L'équipementier automobile allemand Continental aurait bien collaboré avec le régime nazi, d'après un rapport commandé sur son passé. A l'époque premier fabricant mondial de matériaux en caoutchouc, le groupe a de ce fait joué un rôle central dans l'approvisionnement de l'industrie du IIIème Reich, "véritable colonne vertébrale de l'économie de guerre national-socialiste", conclut l'historien Paul Erker dans son étude, citée dans le magazine Der Spiegel à paraître jeudi. Cette étude lui a été commandée par Continental pour tenter de faire la lumière sur le degré exact de collaboration de l'entreprise durant cette période.

Il en ressort qu'elle a eu recours à environ 10.000 travailleurs forcés dans ses usines, souvent des prisonniers politiques, et n'a pas hésité, en plus, à utiliser des détenus de camps de concentration nazis. L'entreprise était un gros fabricant à l'époque de semelles de chaussures, dont l'armée avait grandement besoin pour la troupe. Elle avait passé commande au camp de Sachsenhausen pour faire tester des chaussures, révèle l'étude. Les prisonniers devaient parcourir avec les chaussures aux semelles Continental 30 à 40 kilomètres par jour en tournant autour de la cour centrale du camp, au milieu de laquelle trônait une potence. Les détenus qui faiblissaient et tombaient à terre étaient exécutés par les gardes SS, selon l'historien.

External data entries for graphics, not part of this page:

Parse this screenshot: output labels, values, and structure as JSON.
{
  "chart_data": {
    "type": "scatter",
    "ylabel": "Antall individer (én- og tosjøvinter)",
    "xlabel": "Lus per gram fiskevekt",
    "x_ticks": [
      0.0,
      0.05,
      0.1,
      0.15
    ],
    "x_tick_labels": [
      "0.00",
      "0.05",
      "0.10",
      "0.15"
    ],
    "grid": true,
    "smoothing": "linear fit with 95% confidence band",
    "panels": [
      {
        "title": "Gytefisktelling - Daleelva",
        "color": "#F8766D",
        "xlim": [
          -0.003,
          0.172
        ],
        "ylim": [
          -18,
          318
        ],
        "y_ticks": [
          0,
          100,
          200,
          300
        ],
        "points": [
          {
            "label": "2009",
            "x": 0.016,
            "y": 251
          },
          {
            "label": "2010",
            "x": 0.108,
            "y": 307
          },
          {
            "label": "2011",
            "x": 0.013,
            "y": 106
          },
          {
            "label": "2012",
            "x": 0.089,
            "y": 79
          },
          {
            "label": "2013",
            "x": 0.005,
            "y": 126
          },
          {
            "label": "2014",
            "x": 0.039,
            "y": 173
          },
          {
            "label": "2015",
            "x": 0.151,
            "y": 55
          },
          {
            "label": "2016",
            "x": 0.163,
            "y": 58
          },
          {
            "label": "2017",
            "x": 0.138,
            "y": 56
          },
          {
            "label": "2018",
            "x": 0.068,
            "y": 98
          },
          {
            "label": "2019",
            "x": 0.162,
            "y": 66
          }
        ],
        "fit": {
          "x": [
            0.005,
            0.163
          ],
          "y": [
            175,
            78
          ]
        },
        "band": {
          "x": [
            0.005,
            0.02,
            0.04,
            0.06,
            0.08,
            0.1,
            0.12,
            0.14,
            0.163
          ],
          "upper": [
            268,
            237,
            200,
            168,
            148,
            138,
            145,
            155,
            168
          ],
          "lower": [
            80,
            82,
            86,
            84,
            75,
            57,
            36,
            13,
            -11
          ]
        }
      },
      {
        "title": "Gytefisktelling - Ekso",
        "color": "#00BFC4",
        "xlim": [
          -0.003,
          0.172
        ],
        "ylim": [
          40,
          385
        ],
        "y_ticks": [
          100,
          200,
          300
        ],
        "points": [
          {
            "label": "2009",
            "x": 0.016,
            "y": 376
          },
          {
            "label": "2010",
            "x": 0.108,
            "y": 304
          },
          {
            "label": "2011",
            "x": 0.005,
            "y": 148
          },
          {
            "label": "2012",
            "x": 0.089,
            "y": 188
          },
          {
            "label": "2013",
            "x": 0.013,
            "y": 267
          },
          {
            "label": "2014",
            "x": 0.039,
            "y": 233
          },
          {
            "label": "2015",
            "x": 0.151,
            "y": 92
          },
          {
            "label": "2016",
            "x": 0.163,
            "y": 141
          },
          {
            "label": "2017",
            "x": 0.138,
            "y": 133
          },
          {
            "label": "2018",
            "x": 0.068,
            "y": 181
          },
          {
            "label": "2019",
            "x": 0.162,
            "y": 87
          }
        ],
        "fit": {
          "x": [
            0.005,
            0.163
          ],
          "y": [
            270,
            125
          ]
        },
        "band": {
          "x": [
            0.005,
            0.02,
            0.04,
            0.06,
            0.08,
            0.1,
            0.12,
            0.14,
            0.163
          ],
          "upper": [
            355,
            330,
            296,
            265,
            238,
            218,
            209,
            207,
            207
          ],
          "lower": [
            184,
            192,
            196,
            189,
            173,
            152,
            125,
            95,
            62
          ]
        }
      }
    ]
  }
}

Les techniciens de l'équipementier avaient même ordonné que des tests se fassent sous la forme de marches forcées dans la neige ou sur la glace. Certains des détenus ont dû porter les chaussures sur 2.200 km au total, selon l'étude citée dans le Spiegel. Le rapport de l'historien fait aussi état de propos d'un dirigeant de Continental à l'époque, Hans Odenwald, à propos des travailleurs forcés russes employés : "Lorsqu'ils seront morts, on en prendra d'autres".

Le travail historique sera publié dans un livre intitulé "Fournisseur de la guerre hitlérienne". Il s'agit du "chapitre le plus sombre de notre histoire d'entreprise", a expliqué le PDG, Elmar Degenhart. "Les conditions de travail étaient inhumaines" et "beaucoup de personnes ont souffert ou sont mortes à cause de Continental", résume M. Degenhart.

La plupart des grandes entreprises allemandes se sont soumises ces dernières années à cet examen de conscience et ont ouvert leurs archives aux historiens. Parmi elles : Volkswagen - constructeur automobile né de la volonté du Führer de promettre à l'homme de la rue une voiture accessible à toutes les bourses - où des milliers de travailleurs forcés ont fabriqué la "voiture du peuple". La liste ne s'arrête pas là : BMW, Deutsche Bank, Siemens, Daimler (Mercedes-Benz), ThyssenKrupp ou encore IG Farben, le fabriquant du gas Zyclon B utilisé dans les camps d'extermination dont sont issus les géants de la chimie Bayer et BASF. Tous ont participé ou profité de l'horreur nazie.

Après 1945, seul deux dirigeants de Continental ont été arrêtés, les autres "sont passé par la procédure de dénazification habituelle" de l'Allemagne d'après-guerre. La priorité était alors en pleine guerre froide à la reconstruction. Pour la directrice du personnel de Continental, l'étude montre également à quel point la culture d'entreprise était "vulnérable" face à "l'influence externe mais aussi interne". "Les liens de Continental avec les actions du régime nazi sont une mise en garde à renforcer et défendre encore plus notre culture d'entreprise et nos valeurs aujourd'hui", a déclaré Ariane Reinhart. "Nous devons empêcher que des pensées déshumanisantes, le racisme, la xénophobie ou la discrimination trouvent un terrain fertile dans notre entreprise", a-t-elle exhorté.